Between 2009 and 2019, Oracle used both direct and indirect sales models, including the use of value-added distributors  and value-added resellers.  The indirect sales model, however, increased the risks of abuse and creation of improper slush funds.

Over a five-year period, Oracle employees based in India, Turkey and the UAE used discount schemes and sham marketing reimbursement payments to finance slush funds held at Oracle’s channel partners in those markets.  The slush funds were used to bribe foreign officials and secure other benefits for foreign officials such as paying for travel and lodging to allow them to attend technology conferences.

In reaching the settlement, the SEC took into account the fact that oracle voluntarily disclosed the misconduct, implemented remedial measures and cooperated fully with the SEC’s staff.

With respect to cooperation, Oracle shared facts discovered in the course of its internal investigation, voluntarily provided translations of key documents and facilitated the staff’s requests to interview current and former employees of Oracle’s foreign subsidiaries.

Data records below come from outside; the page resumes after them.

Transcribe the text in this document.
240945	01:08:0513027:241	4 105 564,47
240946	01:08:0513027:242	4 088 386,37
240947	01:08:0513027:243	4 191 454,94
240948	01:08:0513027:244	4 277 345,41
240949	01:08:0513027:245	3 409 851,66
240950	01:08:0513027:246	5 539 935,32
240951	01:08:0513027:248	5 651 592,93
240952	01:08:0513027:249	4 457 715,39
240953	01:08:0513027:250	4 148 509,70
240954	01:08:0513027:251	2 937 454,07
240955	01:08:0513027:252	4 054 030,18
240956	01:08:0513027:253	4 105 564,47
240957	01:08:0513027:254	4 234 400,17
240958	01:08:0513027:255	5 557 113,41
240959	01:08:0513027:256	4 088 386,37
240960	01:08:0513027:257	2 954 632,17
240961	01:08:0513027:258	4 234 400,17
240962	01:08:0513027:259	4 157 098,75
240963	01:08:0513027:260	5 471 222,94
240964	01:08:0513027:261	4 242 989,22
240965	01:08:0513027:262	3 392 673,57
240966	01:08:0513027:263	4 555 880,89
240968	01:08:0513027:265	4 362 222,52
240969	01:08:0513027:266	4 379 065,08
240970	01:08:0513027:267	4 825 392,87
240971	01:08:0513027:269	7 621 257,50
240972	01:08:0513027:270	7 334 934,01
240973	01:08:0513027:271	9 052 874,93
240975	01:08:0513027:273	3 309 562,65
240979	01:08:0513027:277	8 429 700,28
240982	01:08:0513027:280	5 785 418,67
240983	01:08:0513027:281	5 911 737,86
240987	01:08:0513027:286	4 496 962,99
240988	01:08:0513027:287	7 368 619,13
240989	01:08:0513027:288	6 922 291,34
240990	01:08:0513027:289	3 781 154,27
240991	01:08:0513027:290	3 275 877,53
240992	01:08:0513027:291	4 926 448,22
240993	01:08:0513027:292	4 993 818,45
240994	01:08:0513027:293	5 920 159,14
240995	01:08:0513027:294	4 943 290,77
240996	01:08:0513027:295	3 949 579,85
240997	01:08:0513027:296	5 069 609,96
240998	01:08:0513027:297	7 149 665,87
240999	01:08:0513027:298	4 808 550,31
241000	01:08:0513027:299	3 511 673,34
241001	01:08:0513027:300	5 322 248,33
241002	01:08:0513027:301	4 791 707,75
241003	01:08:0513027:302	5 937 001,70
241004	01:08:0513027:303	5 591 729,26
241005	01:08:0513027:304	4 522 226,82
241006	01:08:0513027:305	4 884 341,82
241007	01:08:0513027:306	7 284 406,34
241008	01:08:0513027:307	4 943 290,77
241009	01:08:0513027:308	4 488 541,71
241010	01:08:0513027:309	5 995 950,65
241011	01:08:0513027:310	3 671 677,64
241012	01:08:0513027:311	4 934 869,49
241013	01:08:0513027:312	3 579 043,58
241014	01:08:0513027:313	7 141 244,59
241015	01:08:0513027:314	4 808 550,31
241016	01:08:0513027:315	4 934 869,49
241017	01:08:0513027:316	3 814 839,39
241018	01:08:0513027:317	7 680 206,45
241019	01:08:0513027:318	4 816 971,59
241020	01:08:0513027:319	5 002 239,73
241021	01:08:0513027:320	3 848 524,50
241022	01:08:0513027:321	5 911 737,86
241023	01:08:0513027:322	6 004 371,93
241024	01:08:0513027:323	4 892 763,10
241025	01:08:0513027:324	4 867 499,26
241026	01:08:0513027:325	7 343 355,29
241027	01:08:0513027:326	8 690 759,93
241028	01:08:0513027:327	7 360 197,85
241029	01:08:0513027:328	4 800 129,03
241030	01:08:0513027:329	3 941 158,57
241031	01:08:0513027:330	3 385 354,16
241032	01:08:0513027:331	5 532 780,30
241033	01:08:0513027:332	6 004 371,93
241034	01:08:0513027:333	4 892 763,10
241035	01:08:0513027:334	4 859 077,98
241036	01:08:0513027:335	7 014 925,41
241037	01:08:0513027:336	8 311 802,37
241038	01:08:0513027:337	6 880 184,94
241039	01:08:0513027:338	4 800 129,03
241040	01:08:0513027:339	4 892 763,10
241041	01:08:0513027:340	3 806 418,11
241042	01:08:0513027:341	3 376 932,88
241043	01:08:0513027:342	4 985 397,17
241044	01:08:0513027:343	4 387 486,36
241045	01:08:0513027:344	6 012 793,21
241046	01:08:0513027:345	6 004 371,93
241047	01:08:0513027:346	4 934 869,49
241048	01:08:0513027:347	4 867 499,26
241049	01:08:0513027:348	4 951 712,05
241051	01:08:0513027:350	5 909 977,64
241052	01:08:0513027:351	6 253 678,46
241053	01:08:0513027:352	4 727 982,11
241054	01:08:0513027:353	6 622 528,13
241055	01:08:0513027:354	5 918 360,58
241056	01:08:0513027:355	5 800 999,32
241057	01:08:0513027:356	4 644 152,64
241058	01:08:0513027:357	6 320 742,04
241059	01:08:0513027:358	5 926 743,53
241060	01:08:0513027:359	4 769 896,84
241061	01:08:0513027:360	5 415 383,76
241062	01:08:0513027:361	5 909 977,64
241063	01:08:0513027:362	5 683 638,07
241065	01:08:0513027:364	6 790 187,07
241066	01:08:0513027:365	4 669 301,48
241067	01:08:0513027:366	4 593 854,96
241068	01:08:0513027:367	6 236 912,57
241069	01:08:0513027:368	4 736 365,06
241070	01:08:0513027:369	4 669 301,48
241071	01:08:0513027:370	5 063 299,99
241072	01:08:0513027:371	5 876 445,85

Oracle’s remediation efforts included: (i) termination of senior regional managers and other employees involved in the misconduct and separating from employees with supervisory responsibilities over the misconduct; (ii) terminated distributors and resellers involved in the misconduct; (iii) enhanced its global compliance, risk and controls functions, including the creation of over 15 new positions and teams at headquarters and globally; (iv) improved its controls over the discount approval process and the entire discounting procedures; (v) increased oversight and control of the purchase requisition approval process; (vi) limited financial incentives and business courtesies available to third parties, particularly those involving government projects; (vii) improved its customer registration and payment checking process and making other enhancements related to annual technology conferences; (viii) enhanced its proactive audit functions; (ix) introduced measures to improve the level of expertise and quality of its partner network and reduced the number of partners within its network; (x) enhanced the procedures for engaging third parties, including the due diligence processes to which partners are subjected; (xi) implemented a compliance data analytics program; and (xii) enhanced training and communications provided to employees and third parties regarding anti-corruption, internal controls and other compliance issues.